I don’t think private would be better than WAEMS

ACHTUNG: This is not a “fair and balanced” article. It is an editorial by the editor.

I am opposed in no uncertain terms to privatizing essential services to the public. Which is why I would speak out against any local municipality doing such an awful thing.

We have been hearing on three occasions this year about township boards in Leighton, Dorr and Martin toying with the possibility of pulling out of the Wayland Area Emergency Services (WAEMS) Board, which I believe would be a serious mistake.

It seems that in the past 40-some years it has become fashionable to take public services, paid for by taxpayers, and hand them over to private firms who care only about making money. Too many of these regrettable changes have have resulted in negative consequences.

We are told by private firms that they can perform the same duties more cheaply. The most common reason is that they hire employees at cheaper wages and too often do not offer them health care benefits.
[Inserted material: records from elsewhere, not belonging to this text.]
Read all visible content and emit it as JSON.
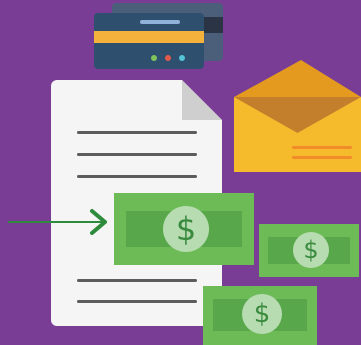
{
  "colors": {
    "background": "#7a3d96",
    "card_front": "#2f4f6e",
    "card_back": "#4b5f7b",
    "card_band": "#f4b13b",
    "document": "#f5f5f5",
    "document_lines": "#5c5c5c",
    "envelope": "#f6bb2c",
    "envelope_flap": "#c37f2c",
    "bill": "#6dbb57",
    "bill_inner": "#58a84b",
    "arrow": "#2e8b3c"
  },
  "icons": {
    "card_front": "credit-card-icon",
    "card_back": "credit-card-icon",
    "document": "document-icon",
    "envelope": "envelope-icon",
    "arrow": "arrow-right-icon",
    "bills": "dollar-bill-icon"
  },
  "bills": {
    "main_symbol": "$",
    "right_symbol": "$",
    "bottom_symbol": "$"
  }
}
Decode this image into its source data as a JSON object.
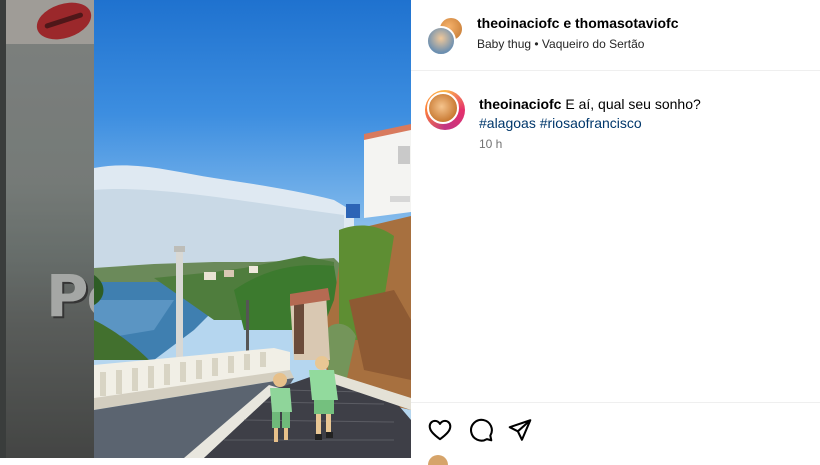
{
  "header": {
    "names": "theoinaciofc e thomasotaviofc",
    "subtitle": "Baby thug • Vaqueiro do Sertão"
  },
  "caption": {
    "username": "theoinaciofc",
    "text": "E aí, qual seu sonho?",
    "hashtags": [
      "#alagoas",
      "#riosaofrancisco"
    ],
    "time": "10 h"
  },
  "media": {
    "ghost_text": "Pe"
  },
  "actions": {
    "like_icon": "heart-icon",
    "comment_icon": "comment-icon",
    "share_icon": "send-icon"
  },
  "colors": {
    "hashtag": "#00376b",
    "time": "#737373",
    "sky": "#2f80d8"
  }
}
Furthermore, the cost savings they trumpet for township boards, school boards, and village and city councils actually are absorbed by the customers. That’s us.

Ever since the U.S. government and many states have switched allegiances to the invisible hand of the free market through a half-baked idea called supply-side economics, we have witnessed the slow and sure disappearance of the middle class and the terrific perks for the wealthy.

In a nutshell, this is how the rich get richer and the poor get poorer. We collectively let it happen and now we have to do whatever we can to put a stop to it.

I sincerely have had a lifelong belief that certain essential services, such as police, fire, education, ambulance and yes, health care, should be funded by all of us chipping to a pot in the way of taxes. That way we often can have a say about what we are buying.

A good example is that the United States remains as perhaps the only industrialized country on this planet that still has a private, for-profit health care system. It is the most expensive in the world. Even the infamous capitalists and lobbyists Koch Brothers funded a study to prove their system is less expensive, but the data effectively proved otherwise.

I fear that local municipalities jumping ship on WAEMS out of frustration will lead to administrative chaos and higher prices.

I sympathize with government units that object to rising costs, but I don’t think they can be avoided and I certainly don’t believe a for-profit could deliver quality for the people at a cheaper cost.

It is my fervent hope that the municipalities and the WAEMS work out whatever problem that has been smoldering for the past couple of years.